Marcador de Livros: O Poder das Pequenas Coisas

Marcador de Livros: O Poder das Pequenas Coisas

Cada livro de Jodi Picoult e uma verdadeira surpresa. A autora norte-americana aborda, quase sempre, temas polémicos, mas sempre bem explorados e fundamentados.

E é desta forma que a autora conquista os seus leitores, tão fiéis, ao que ela escreve. É fácil gostar-se da escrita dela. Muitos podem pensar que é lamechas, que é de lágrima fácil, talvez. Mas isso acontece porque a sua escrita nos toca tão profundamente que é impossível não nos revermos em algumas situações ou até sermos transportados para a história em si.

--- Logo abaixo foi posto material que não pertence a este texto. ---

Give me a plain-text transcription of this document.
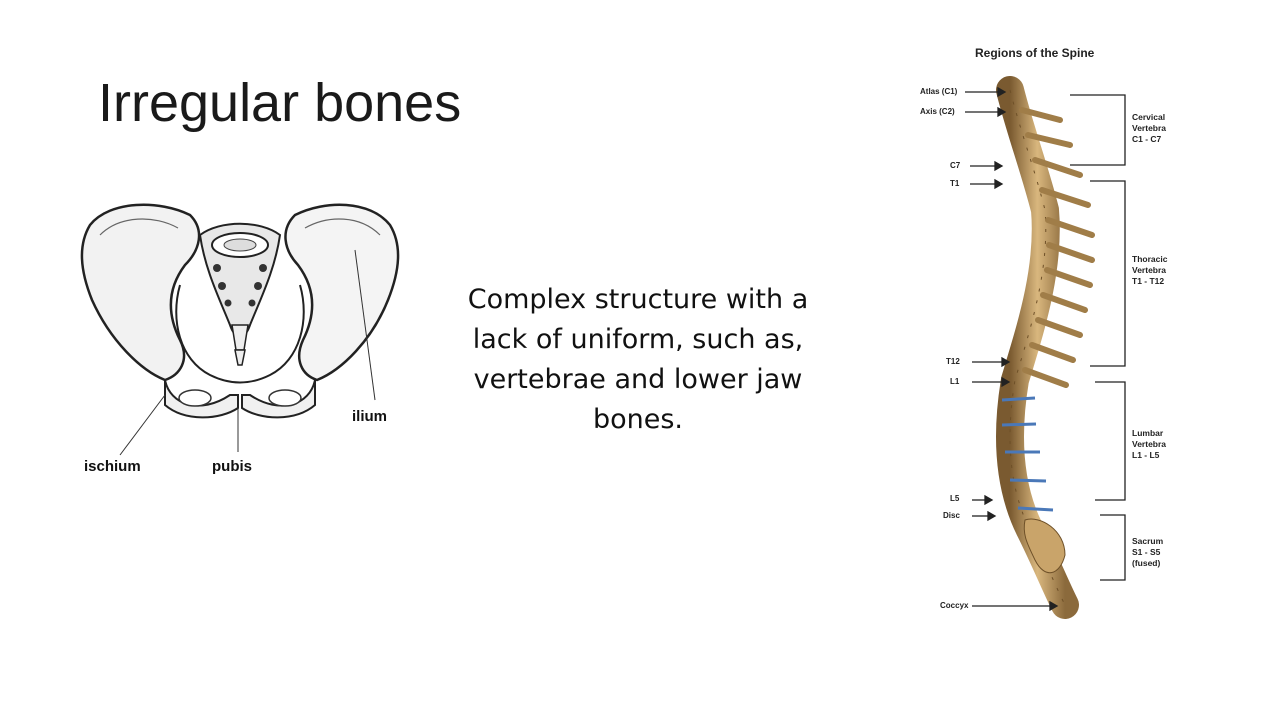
Irregular bones
Complex structure with a lack of uniform, such as, vertebrae and lower jaw bones.
ilium
ischium	pubis
Regions of the Spine
Atlas (C1)
Axis (C2)
C7
T1
T12
L1
L5
Disc
Coccyx
Cervical
Vertebra
C1 - C7
Thoracic
Vertebra
T1 - T12
Lumbar
Vertebra
L1 - L5
Sacrum
S1 - S5
(fused)
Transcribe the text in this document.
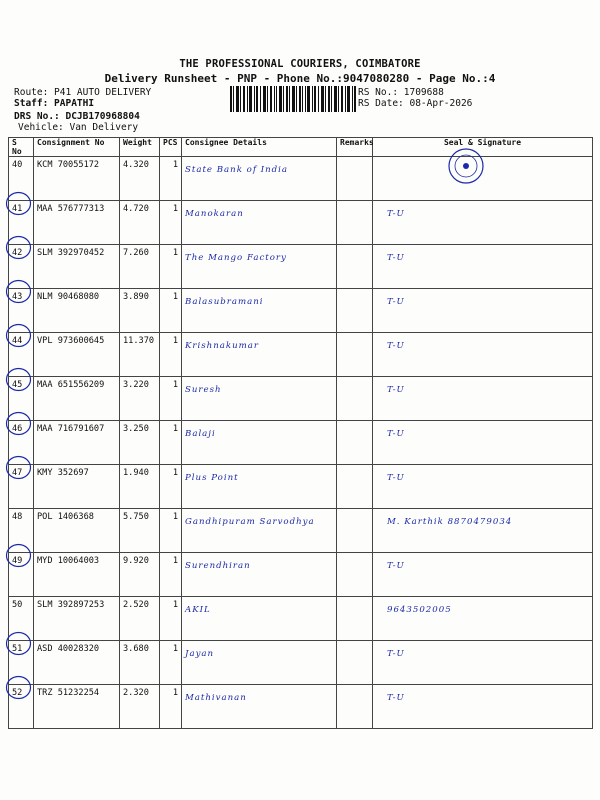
THE PROFESSIONAL COURIERS, COIMBATORE
Delivery Runsheet - PNP - Phone No.:9047080280 - Page No.:4
Route: P41 AUTO DELIVERY
Staff: PAPATHI
DRS No.: DCJB170968804
Vehicle: Van Delivery
RS No.: 1709688
RS Date: 08-Apr-2026
S No	Consignment No	Weight	PCS	Consignee Details	Remarks	Seal & Signature
40	KCM 70055172	4.320	1	State Bank of India		
41	MAA 576777313	4.720	1	Manokaran		T-U
42	SLM 392970452	7.260	1	The Mango Factory		T-U
43	NLM 90468080	3.890	1	Balasubramani		T-U
44	VPL 973600645	11.370	1	Krishnakumar		T-U
45	MAA 651556209	3.220	1	Suresh		T-U
46	MAA 716791607	3.250	1	Balaji		T-U
47	KMY 352697	1.940	1	Plus Point		T-U
48	POL 1406368	5.750	1	Gandhipuram Sarvodhya		M. Karthik 8870479034
49	MYD 10064003	9.920	1	Surendhiran		T-U
50	SLM 392897253	2.520	1	AKIL		9643502005
51	ASD 40028320	3.680	1	Jayan		T-U
52	TRZ 51232254	2.320	1	Mathivanan		T-U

Comigo acontece constantemente e este livro não foi excepção. Estava a lê-lo num local público e tive de disfarçar uma lágrima que teimava em sair.

Mas são esses livros que me tocam realmente e me fazem pensar na sociedade atual.

O tema do racismo é por demais falado e retratado em inúmeros livros, mas Jodi faz com que pensemos realmente nele e nas nossas acções perante tal acto. Sobretudo quando o tom da nossa pele é claro…

Como já devem ter percebido, em O Poder das pequenas coisas Picoult aborda o tema do racismo aliado à ética profissional. Ambos podem estar muito próximos e custar uma vida. E quando uma das personagens, ou melhor, uma família é supremacista branco o que poderá acontecer quando se lhes depara uma enfermeira negra?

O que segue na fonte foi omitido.